Despite statistics showing that of all children, infants are over-represented in substantiated child abuse data; that violent households have a significantly higher proportion of children aged five years and under; that pregnancy is a time of increased risk of violence for women (click here for more info) and that exposure to violence in utero can have intergenerational epigenetic effects (click here for more info) what we have known for some time about the special vulnerability of infants, does not translate into what we do to protect them in practice, and infants continue to fall between the cracks.

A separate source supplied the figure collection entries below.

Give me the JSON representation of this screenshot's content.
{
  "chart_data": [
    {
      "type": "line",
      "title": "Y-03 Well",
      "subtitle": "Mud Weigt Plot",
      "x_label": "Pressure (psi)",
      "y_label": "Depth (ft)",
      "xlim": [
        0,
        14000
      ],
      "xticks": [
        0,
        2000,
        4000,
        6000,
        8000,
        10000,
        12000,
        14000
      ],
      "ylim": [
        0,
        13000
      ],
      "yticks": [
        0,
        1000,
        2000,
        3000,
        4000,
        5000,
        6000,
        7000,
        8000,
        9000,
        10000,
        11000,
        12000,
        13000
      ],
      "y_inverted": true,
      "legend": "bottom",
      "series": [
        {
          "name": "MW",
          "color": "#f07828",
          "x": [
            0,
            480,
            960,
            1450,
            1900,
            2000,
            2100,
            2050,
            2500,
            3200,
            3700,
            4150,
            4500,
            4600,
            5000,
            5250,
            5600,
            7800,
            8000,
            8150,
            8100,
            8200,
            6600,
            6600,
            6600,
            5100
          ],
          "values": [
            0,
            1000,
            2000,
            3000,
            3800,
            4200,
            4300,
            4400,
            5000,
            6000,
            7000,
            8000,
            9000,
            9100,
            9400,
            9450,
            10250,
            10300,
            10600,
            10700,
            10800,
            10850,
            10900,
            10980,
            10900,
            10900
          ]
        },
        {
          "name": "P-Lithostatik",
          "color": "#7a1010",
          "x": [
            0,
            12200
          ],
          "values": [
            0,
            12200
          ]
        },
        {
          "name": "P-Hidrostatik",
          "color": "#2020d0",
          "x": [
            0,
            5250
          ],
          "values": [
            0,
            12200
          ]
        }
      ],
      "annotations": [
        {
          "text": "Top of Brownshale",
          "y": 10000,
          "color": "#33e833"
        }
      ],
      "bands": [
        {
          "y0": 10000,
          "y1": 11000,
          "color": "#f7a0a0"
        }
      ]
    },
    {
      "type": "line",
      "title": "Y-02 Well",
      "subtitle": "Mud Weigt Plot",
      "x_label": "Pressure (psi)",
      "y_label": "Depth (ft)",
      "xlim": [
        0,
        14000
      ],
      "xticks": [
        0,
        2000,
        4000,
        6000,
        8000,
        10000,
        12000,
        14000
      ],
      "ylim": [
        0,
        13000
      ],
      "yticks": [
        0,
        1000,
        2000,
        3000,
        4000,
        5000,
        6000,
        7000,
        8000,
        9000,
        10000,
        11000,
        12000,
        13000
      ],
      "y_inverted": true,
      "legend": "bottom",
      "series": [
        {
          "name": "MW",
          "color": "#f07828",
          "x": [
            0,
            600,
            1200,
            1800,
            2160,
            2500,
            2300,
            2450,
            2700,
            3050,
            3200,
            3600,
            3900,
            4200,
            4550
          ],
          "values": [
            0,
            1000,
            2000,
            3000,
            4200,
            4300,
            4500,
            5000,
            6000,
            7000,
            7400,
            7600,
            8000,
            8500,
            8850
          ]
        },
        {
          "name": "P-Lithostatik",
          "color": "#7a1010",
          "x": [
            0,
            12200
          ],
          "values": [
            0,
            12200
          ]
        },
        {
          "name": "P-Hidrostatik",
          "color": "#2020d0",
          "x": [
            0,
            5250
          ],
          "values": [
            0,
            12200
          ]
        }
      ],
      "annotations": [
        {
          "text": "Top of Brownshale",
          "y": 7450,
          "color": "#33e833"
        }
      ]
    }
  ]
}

Children who live in homes characterised by parental violence, ‘have been called the ‘silent’, ‘forgotten’, ‘unintended’, ‘invisible’ and/or ‘secondary’ victims of domestic violence ( Edleson 1999; Kovacs & Tomison 2003) and in the case of infants, that seems to be amplified. The word infant is derived from the Latin, meaning without speech, and we generally describe as infants, those children in the first three years of life, who are not yet proficient users of adult language. But to ignore or minimise the voice and needs of infants simply because they communicate differently from us, is as disrespectful as marginalising people with disabilities or those who speak languages other than our own. Parents often prioritise seeking help for their older children whose behaviour is more obvious/noticeable/problematic, whose voices are louder and language more easily understood….but it’s the quiet ones you need to watch! How many times have you heard a foster parent caring for a baby, describe him as ‘placid’ or ‘easy’? There may be some traumatised infants who have a cruisy temperament, but it is crucial that adults caring for our most damaged infants know the difference between a placid baby and a dissociated baby who has shut down… because dissociation is the nervous system’s last ditch stand, when all attempts to fight or flee have failed. In this death-feigning state, infants are much more highly stressed than those who are screaming or lashing out.
Through modelling, and with gentle encouragement, we can support mothers to keep babies in mind, to imagine what babies might say if they had the words and could speak (for a beautiful example, see here), but perhaps we can truly hear, see and remember our ‘silent’, ‘invisible’, ‘forgotten’ infants most effectively, when we stop our busyness and take the time to carefully observe, to tune in and be with each baby in their moment-to-moment experience. Because when we take the time to watch, to wait and to wonder about the meaning of their communications, infants have so much to show and tell us.
In this project alone, we have observed infants who are unable to make direct eye contact with their mothers, having lost trust that their mothers ( themselves, terrified by acts and threats of violence and thus living in survival mode), can provide the safe base they crave and need; an infant who literally bangs his head against a concrete floor with frustration when his big feelings are not acknowledged…and who instead, reaches out to his mother once his emotional experience is acknowledged and empathised with; infants who choose the one dark card in the pack, when invited to choose a card which reflects their experience, and a baby who crawled under every table and chair in the room while her homeless young mother talked about her wish for a roof over her head. Infant Mental Health Awareness Week is an opportune time for us to remind ourselves and those around us, that our youngest, smallest citizens do have an emotional life of their own which is every bit as valid, important and vulnerable as that of older, bigger people…and to advocate and speak up for attention to their emotional needs as a priority.
It’s a good time too, to act on our responsibility for the most vulnerable children in our care, to improve systems involved with infants so that every baby has an advocate in Court, and so that professionals at the front line…all staff in hospitals, all general practitioners, all Maternal and Child Health Nurses, Child Protection workers and foster carers, are well trained and skilled to understand, acknowledge and advocate and provide for, the mental health needs of infants.